America’s history with the oyster has been chronicled in a number of books, articles and websites, with a pair of standouts being Mark Kurlansky’s “The Big Oyster” and Robb Walsh’s “Sex, Death & Oysters.” It seems the Native Americans on the eastern seaboard had been eating oysters for several millennia before the Pilgrims and other settlers arrived, and they introduced their new neighbors to this seafood treat. The newcomers quickly became addicted to the bivalve’s briny charms, and the love affair continues to this day.
Within that culinary history is a smaller chapter on serving up oyster stew for Christmas Eve. The likely origin of this is steeped in Catholicism and the practice of not eating meat on the eve of the observance of Christ’s birth. But the ties are stronger than that, Stephanie Butler writes on history.com. In an article on this savory American tradition, she traces a lineage that goes back to Ireland and a simple stew made with ling. Lings aren’t available here, but oysters are. They share a similar taste and texture, so the substitution was made. And soon, the Christmas Eve menu was set for many families.
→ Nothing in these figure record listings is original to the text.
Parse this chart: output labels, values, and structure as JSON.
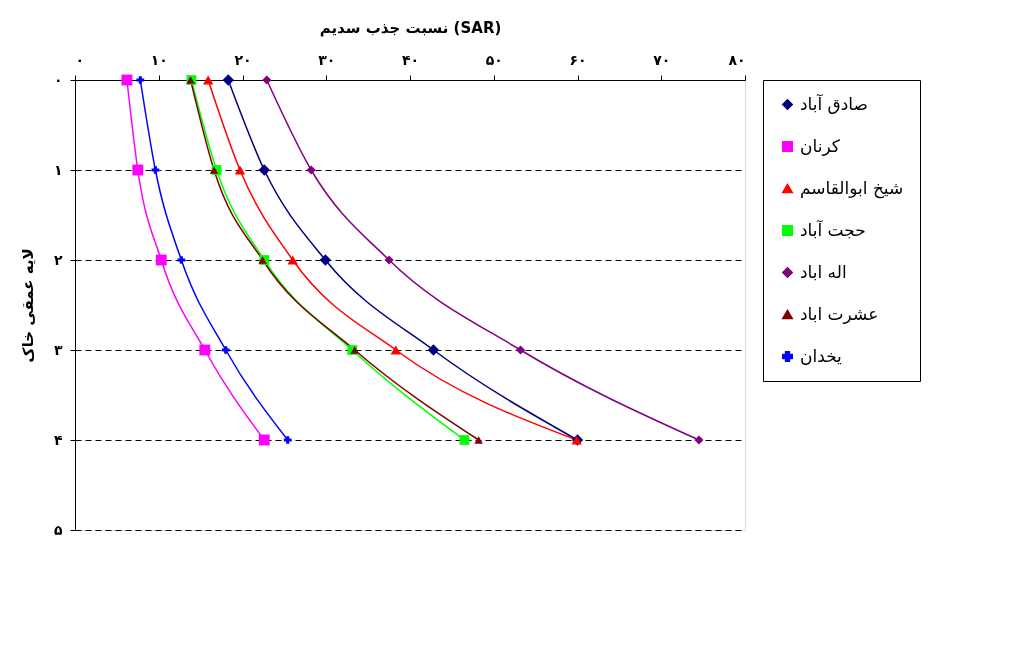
{
  "chart_data": {
    "type": "line",
    "orientation": "horizontal",
    "xlabel": "نسبت جذب سدیم (SAR)",
    "ylabel": "لایه عمقی خاک",
    "x": [
      0,
      1,
      2,
      3,
      4
    ],
    "xlim": [
      0,
      80
    ],
    "xticks": [
      {
        "value": 0,
        "label": "۰"
      },
      {
        "value": 10,
        "label": "۱۰"
      },
      {
        "value": 20,
        "label": "۲۰"
      },
      {
        "value": 30,
        "label": "۳۰"
      },
      {
        "value": 40,
        "label": "۴۰"
      },
      {
        "value": 50,
        "label": "۵۰"
      },
      {
        "value": 60,
        "label": "۶۰"
      },
      {
        "value": 70,
        "label": "۷۰"
      },
      {
        "value": 80,
        "label": "۸۰"
      }
    ],
    "ylim": [
      5,
      0
    ],
    "yticks": [
      {
        "value": 0,
        "label": "۰"
      },
      {
        "value": 1,
        "label": "۱"
      },
      {
        "value": 2,
        "label": "۲"
      },
      {
        "value": 3,
        "label": "۳"
      },
      {
        "value": 4,
        "label": "۴"
      },
      {
        "value": 5,
        "label": "۵"
      }
    ],
    "grid": "y",
    "legend": "right",
    "line_style": "solid",
    "series": [
      {
        "name": "صادق آباد",
        "color": "#000080",
        "marker": "diamond",
        "values": [
          18.3,
          22.6,
          29.9,
          42.8,
          60.0
        ]
      },
      {
        "name": "کرنان",
        "color": "#ff00ff",
        "marker": "square",
        "values": [
          6.2,
          7.5,
          10.3,
          15.5,
          22.6
        ]
      },
      {
        "name": "شیخ ابوالقاسم",
        "color": "#ff0000",
        "marker": "triangle",
        "values": [
          15.9,
          19.7,
          26.0,
          38.3,
          59.9
        ]
      },
      {
        "name": "حجت آباد",
        "color": "#00ff00",
        "marker": "square",
        "values": [
          13.9,
          16.9,
          22.6,
          33.1,
          46.5
        ]
      },
      {
        "name": "اله اباد",
        "color": "#800080",
        "marker": "diamond",
        "values": [
          22.9,
          28.2,
          37.5,
          53.2,
          74.5
        ]
      },
      {
        "name": "عشرت اباد",
        "color": "#800000",
        "marker": "triangle",
        "values": [
          13.8,
          16.6,
          22.4,
          33.4,
          48.2
        ]
      },
      {
        "name": "یخدان",
        "color": "#0000ff",
        "marker": "cross",
        "values": [
          7.8,
          9.6,
          12.7,
          18.0,
          25.4
        ]
      }
    ]
  }
}
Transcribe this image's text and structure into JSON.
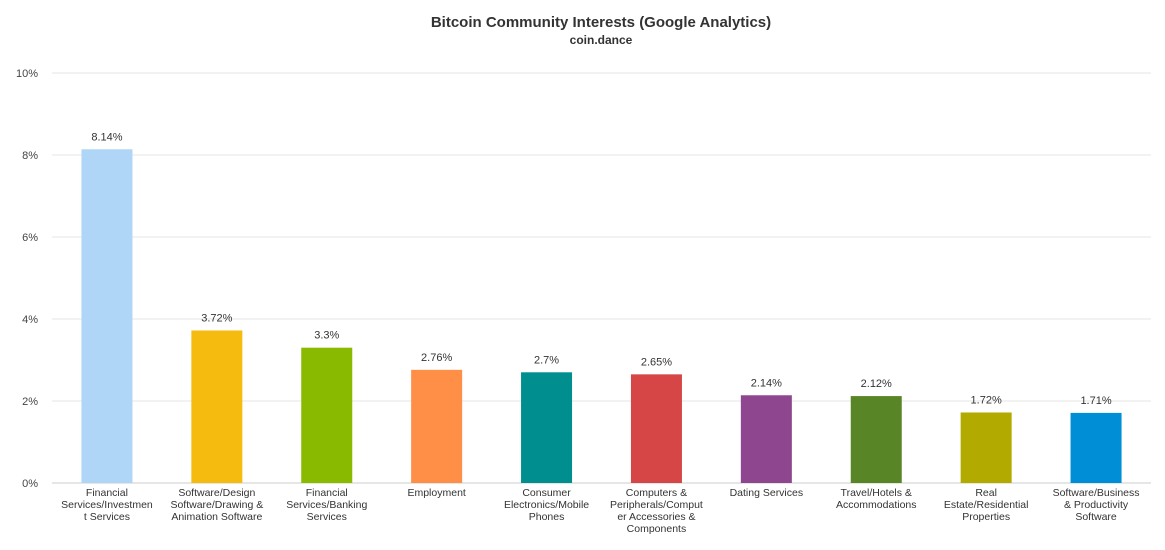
{
  "chart_data": {
    "type": "bar",
    "title": "Bitcoin Community Interests (Google Analytics)",
    "subtitle": "coin.dance",
    "xlabel": "",
    "ylabel": "",
    "ylim": [
      0,
      10
    ],
    "yticks": [
      "0%",
      "2%",
      "4%",
      "6%",
      "8%",
      "10%"
    ],
    "grid": true,
    "legend": "none",
    "categories": [
      [
        "Financial",
        "Services/Investmen",
        "t Services"
      ],
      [
        "Software/Design",
        "Software/Drawing &",
        "Animation Software"
      ],
      [
        "Financial",
        "Services/Banking",
        "Services"
      ],
      [
        "Employment"
      ],
      [
        "Consumer",
        "Electronics/Mobile",
        "Phones"
      ],
      [
        "Computers &",
        "Peripherals/Comput",
        "er Accessories &",
        "Components"
      ],
      [
        "Dating Services"
      ],
      [
        "Travel/Hotels &",
        "Accommodations"
      ],
      [
        "Real",
        "Estate/Residential",
        "Properties"
      ],
      [
        "Software/Business",
        "& Productivity",
        "Software"
      ]
    ],
    "values": [
      8.14,
      3.72,
      3.3,
      2.76,
      2.7,
      2.65,
      2.14,
      2.12,
      1.72,
      1.71
    ],
    "value_labels": [
      "8.14%",
      "3.72%",
      "3.3%",
      "2.76%",
      "2.7%",
      "2.65%",
      "2.14%",
      "2.12%",
      "1.72%",
      "1.71%"
    ],
    "colors": [
      "#afd6f7",
      "#f5bc0f",
      "#8aba00",
      "#ff8e46",
      "#008e8e",
      "#d64646",
      "#8e468e",
      "#588526",
      "#b3aa00",
      "#008ed6"
    ]
  }
}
I’m introducing the tradition to my family this Christmas Eve. For years, while I was growing up, our whole family would be invited to an oyster stew party that a co-worker of my dad’s threw every year. I’ll be honest: I didn’t really care for the thin, milky soup when I was 7 or 8 years old or the odd taste of the seafood, but we were not allowed to say that to our hosts. We ate every last mouthful of oyster stew and thanked our hosts.
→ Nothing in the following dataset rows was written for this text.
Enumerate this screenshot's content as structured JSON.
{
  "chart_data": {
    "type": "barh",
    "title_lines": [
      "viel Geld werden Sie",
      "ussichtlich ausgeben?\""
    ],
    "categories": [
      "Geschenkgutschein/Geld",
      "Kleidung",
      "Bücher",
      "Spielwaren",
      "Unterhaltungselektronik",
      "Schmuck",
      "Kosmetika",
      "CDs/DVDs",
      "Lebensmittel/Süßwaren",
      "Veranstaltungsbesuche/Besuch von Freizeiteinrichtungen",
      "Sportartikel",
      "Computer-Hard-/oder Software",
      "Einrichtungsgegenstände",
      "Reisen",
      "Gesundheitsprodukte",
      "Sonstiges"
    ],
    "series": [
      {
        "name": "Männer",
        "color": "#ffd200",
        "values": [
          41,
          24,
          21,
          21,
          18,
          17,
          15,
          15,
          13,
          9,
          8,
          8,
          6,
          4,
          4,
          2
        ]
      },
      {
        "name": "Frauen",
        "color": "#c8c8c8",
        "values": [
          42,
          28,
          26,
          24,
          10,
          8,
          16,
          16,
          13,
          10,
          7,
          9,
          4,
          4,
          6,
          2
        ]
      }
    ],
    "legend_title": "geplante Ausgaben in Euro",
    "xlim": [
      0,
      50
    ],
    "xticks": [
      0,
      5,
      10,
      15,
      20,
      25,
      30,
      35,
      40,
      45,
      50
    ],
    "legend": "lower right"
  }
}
I began to appreciate the flavors more as I got older. And I’m more grateful to that couple, the Meyerhausers, with each passing year. I’m also grateful to my parents for forcing me out of my comfort zone when it came to trying such culinary treasures, but that’s another story.
There are so many different variations of oyster stew that recipes could likely fill a chapter of a book. Emeril Legasse, for example, includes Andouille sausage mashed potatoes in his version. The folks in South Carolina’s Lowcountry add peanuts. I prefer the much simpler style I grew up with, which features oysters gently cooked in warm milk or cream until they curl. You can use as many oysters as you’d like for taste, and vary the seasoning, even the garnishes, to your liking. Robb Walsh’s single-serving stew calls for one pint of fresh oysters. The traditional recipe from whatscookingamerica.net, uses double that amount, but for six servings, which provides a math equation I’d rather not do, except to say that the amount of oysters is sadly less. In our collection of recipes, we also include one that serves 50, in case you’ve got plenty of family and friends coming by. (A tip to the wise: If you’re making oyster stew for 50, make it a party game and have your guests help with the shucking – if they’re sober, that is.)
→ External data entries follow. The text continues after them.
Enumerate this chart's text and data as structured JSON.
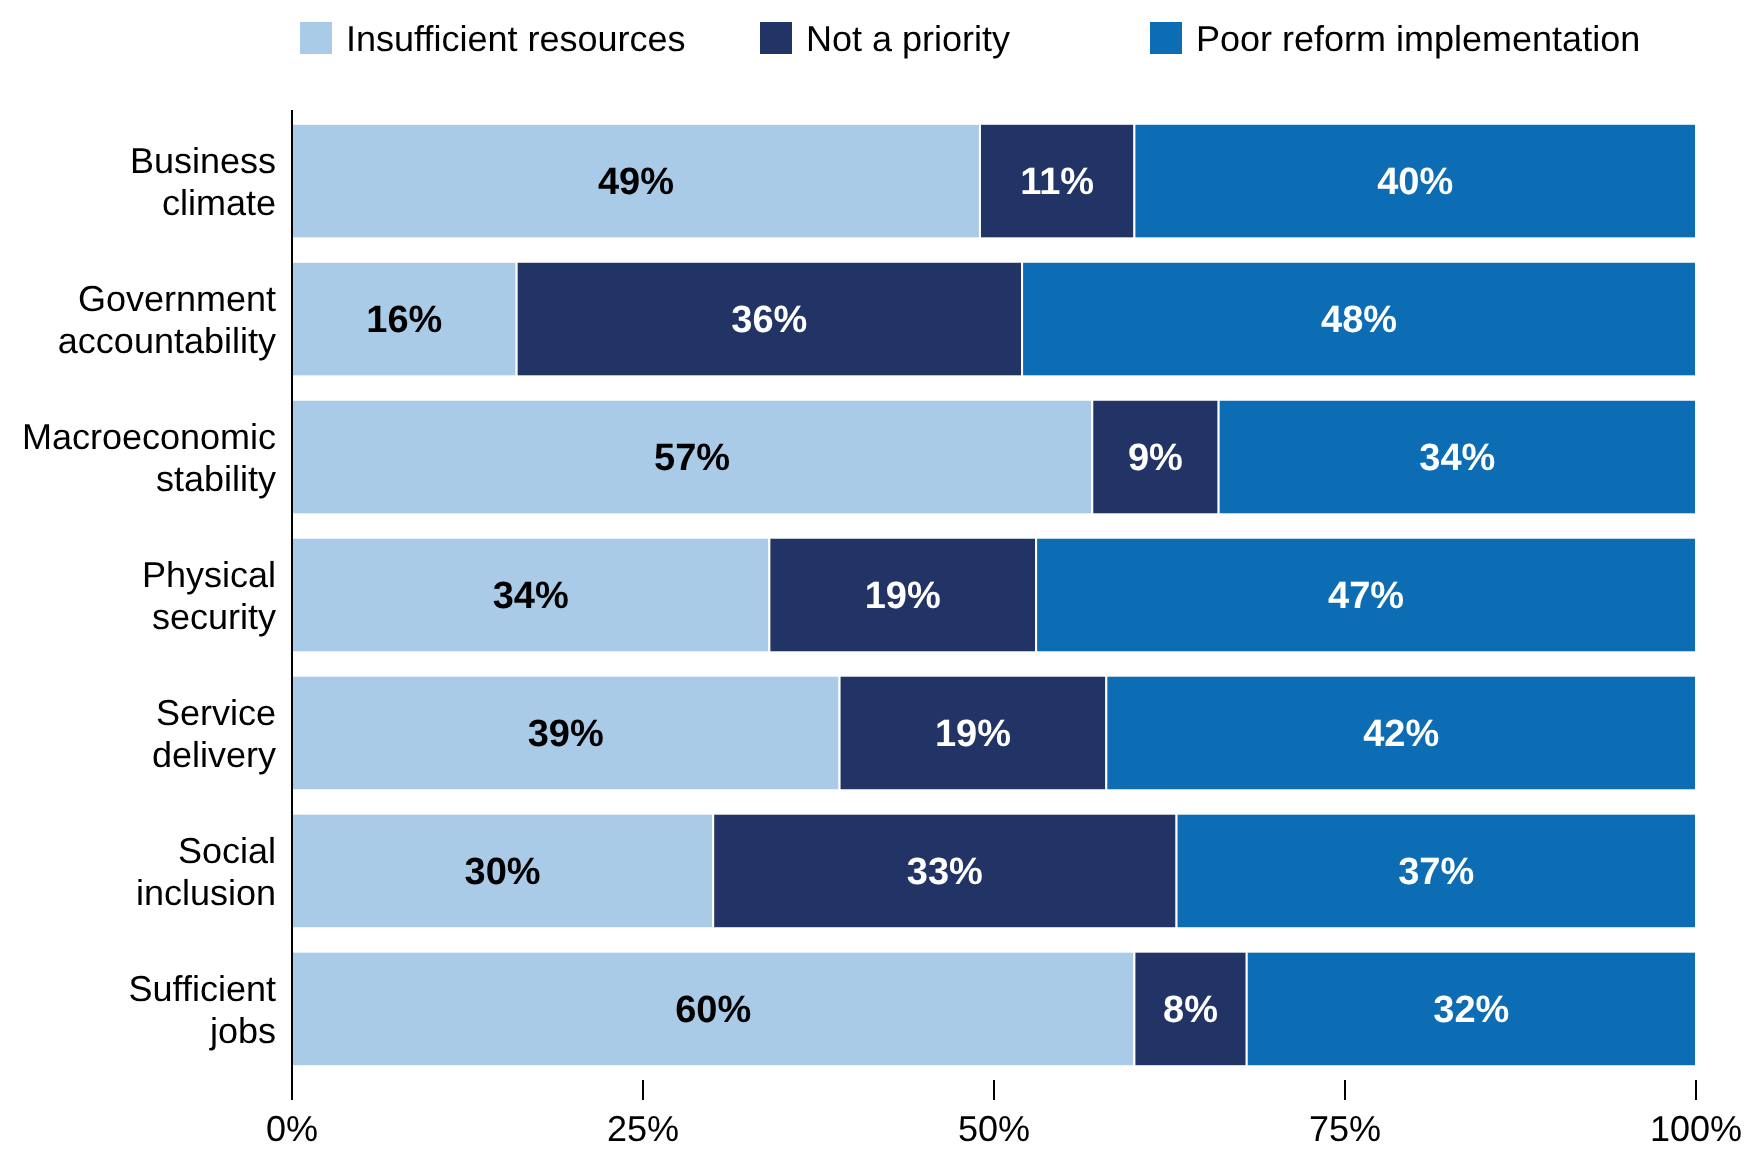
{
  "chart_data": {
    "type": "bar",
    "orientation": "horizontal",
    "stacked": true,
    "legend": "top",
    "categories": [
      "Business climate",
      "Government accountability",
      "Macroeconomic stability",
      "Physical security",
      "Service delivery",
      "Social inclusion",
      "Sufficient jobs"
    ],
    "series": [
      {
        "name": "Insufficient resources",
        "color": "#a9cbe7",
        "values": [
          49,
          16,
          57,
          34,
          39,
          30,
          60
        ],
        "value_labels": [
          "49%",
          "16%",
          "57%",
          "34%",
          "39%",
          "30%",
          "60%"
        ]
      },
      {
        "name": "Not a priority",
        "color": "#223466",
        "values": [
          11,
          36,
          9,
          19,
          19,
          33,
          8
        ],
        "value_labels": [
          "11%",
          "36%",
          "9%",
          "19%",
          "19%",
          "33%",
          "8%"
        ]
      },
      {
        "name": "Poor reform implementation",
        "color": "#0c6cb4",
        "values": [
          40,
          48,
          34,
          47,
          42,
          37,
          32
        ],
        "value_labels": [
          "40%",
          "48%",
          "34%",
          "47%",
          "42%",
          "37%",
          "32%"
        ]
      }
    ],
    "xlim": [
      0,
      100
    ],
    "xticks": [
      {
        "value": 0,
        "label": "0%"
      },
      {
        "value": 25,
        "label": "25%"
      },
      {
        "value": 50,
        "label": "50%"
      },
      {
        "value": 75,
        "label": "75%"
      },
      {
        "value": 100,
        "label": "100%"
      }
    ],
    "grid": false
  }
}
The basic oyster stew recipe is simple, which is what makes it attractive when you have presents left to wrap and possibly plans for services later that evening or in the morning. If you’ve never made it before, make sure you watch the process closely your first time through. You don’t want to burn the milk and you don’t want to overcook the oysters. What you do want are oysters swimming in cream with a helping of crackers – and tradition – seasoning each serving.